Senolytic therapy with dasatinib plus quercetin is a real research program with real preclinical foundation and ongoing human trials. As of 2026 it has not produced positive randomized efficacy data in any disease. Consumer senolytic supplements containing quercetin or fisetin alone are not equivalent to the Mayo Clinic regimen and have not been validated as senolytics in humans.

Sources

  1. Zhu Y, Tchkonia T, Pirtskhalava T, et al. "The Achilles' heel of senescent cells: from transcriptome to senolytic drugs." Aging Cell, 2015;14(4):644-658. PMID: 25754370. DOI: 10.1111/acel.12344.

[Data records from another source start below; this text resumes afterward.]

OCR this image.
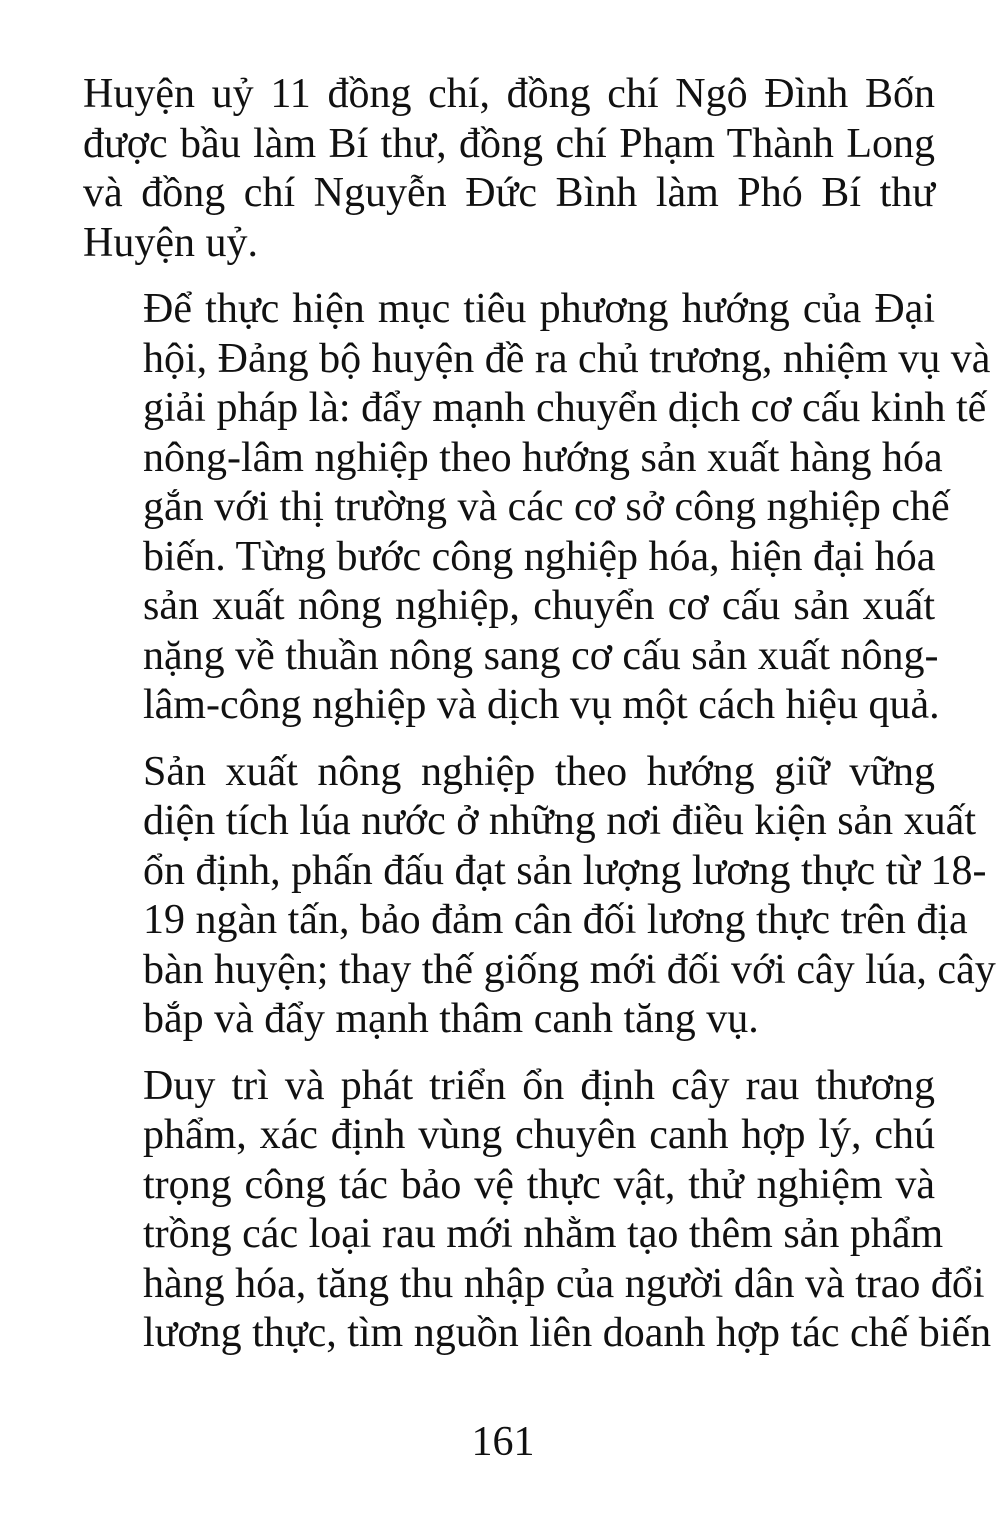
Huyện uỷ 11 đồng chí, đồng chí Ngô Đình Bốn
được bầu làm Bí thư, đồng chí Phạm Thành Long
và đồng chí Nguyễn Đức Bình làm Phó Bí thư
Huyện uỷ.
Để thực hiện mục tiêu phương hướng của Đại
hội, Đảng bộ huyện đề ra chủ trương, nhiệm vụ và
giải pháp là: đẩy mạnh chuyển dịch cơ cấu kinh tế
nông-lâm nghiệp theo hướng sản xuất hàng hóa
gắn với thị trường và các cơ sở công nghiệp chế
biến. Từng bước công nghiệp hóa, hiện đại hóa
sản xuất nông nghiệp, chuyển cơ cấu sản xuất
nặng về thuần nông sang cơ cấu sản xuất nông-
lâm-công nghiệp và dịch vụ một cách hiệu quả.
Sản xuất nông nghiệp theo hướng giữ vững
diện tích lúa nước ở những nơi điều kiện sản xuất
ổn định, phấn đấu đạt sản lượng lương thực từ 18-
19 ngàn tấn, bảo đảm cân đối lương thực trên địa
bàn huyện; thay thế giống mới đối với cây lúa, cây
bắp và đẩy mạnh thâm canh tăng vụ.
Duy trì và phát triển ổn định cây rau thương
phẩm, xác định vùng chuyên canh hợp lý, chú
trọng công tác bảo vệ thực vật, thử nghiệm và
trồng các loại rau mới nhằm tạo thêm sản phẩm
hàng hóa, tăng thu nhập của người dân và trao đổi
lương thực, tìm nguồn liên doanh hợp tác chế biến
161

  2. Justice JN, Nambiar AM, Tchkonia T, et al. "Senolytics in idiopathic pulmonary fibrosis: results from a first-in-human, open-label, pilot study." EBioMedicine, 2019;40:554-563. PMID: 30616998. DOI: 10.1016/j.ebiom.2018.12.052.
  3. Hickson LJ, Langhi Prata LGP, Bobart SA, et al. "Senolytics decrease senescent cells in humans: preliminary report from a clinical trial of dasatinib plus quercetin in individuals with diabetic kidney disease." EBioMedicine, 2019;47:446-456. PMID: 31542391. DOI: 10.1016/j.ebiom.2019.08.069.
  4. Farr JN, Atkinson EJ, Achenbach SJ, et al. "Effects of intermittent senolytic therapy on bone metabolism in postmenopausal women: a randomized placebo-controlled trial (ALSENLITE)." Nat Med, 2024;30(8):2197-2207. PMID: 38858524. DOI: 10.1038/s41591-024-03083-7.
  5. Gonzales MM, Garbarino VR, Marques Zilli E, et al. "Senolytic therapy to modulate the progression of Alzheimer's disease (SToMP-AD): a pilot clinical trial." J Prev Alzheimers Dis, 2024;11(4):872-881. PMID: 38881102. DOI: 10.14283/jpad.2024.86.
  6. Yousefzadeh MJ, Zhu Y, McGowan SJ, et al. "Fisetin is a senotherapeutic that extends health and lifespan." EBioMedicine, 2018;36:18-28. PMID: 30279143. DOI: 10.1016/j.ebiom.2018.09.015.
  7. U.S. Food and Drug Administration. "Sprycel (dasatinib) prescribing information." Revised 2023. DOI: n/a (FDA prescribing label). PMID: n/a.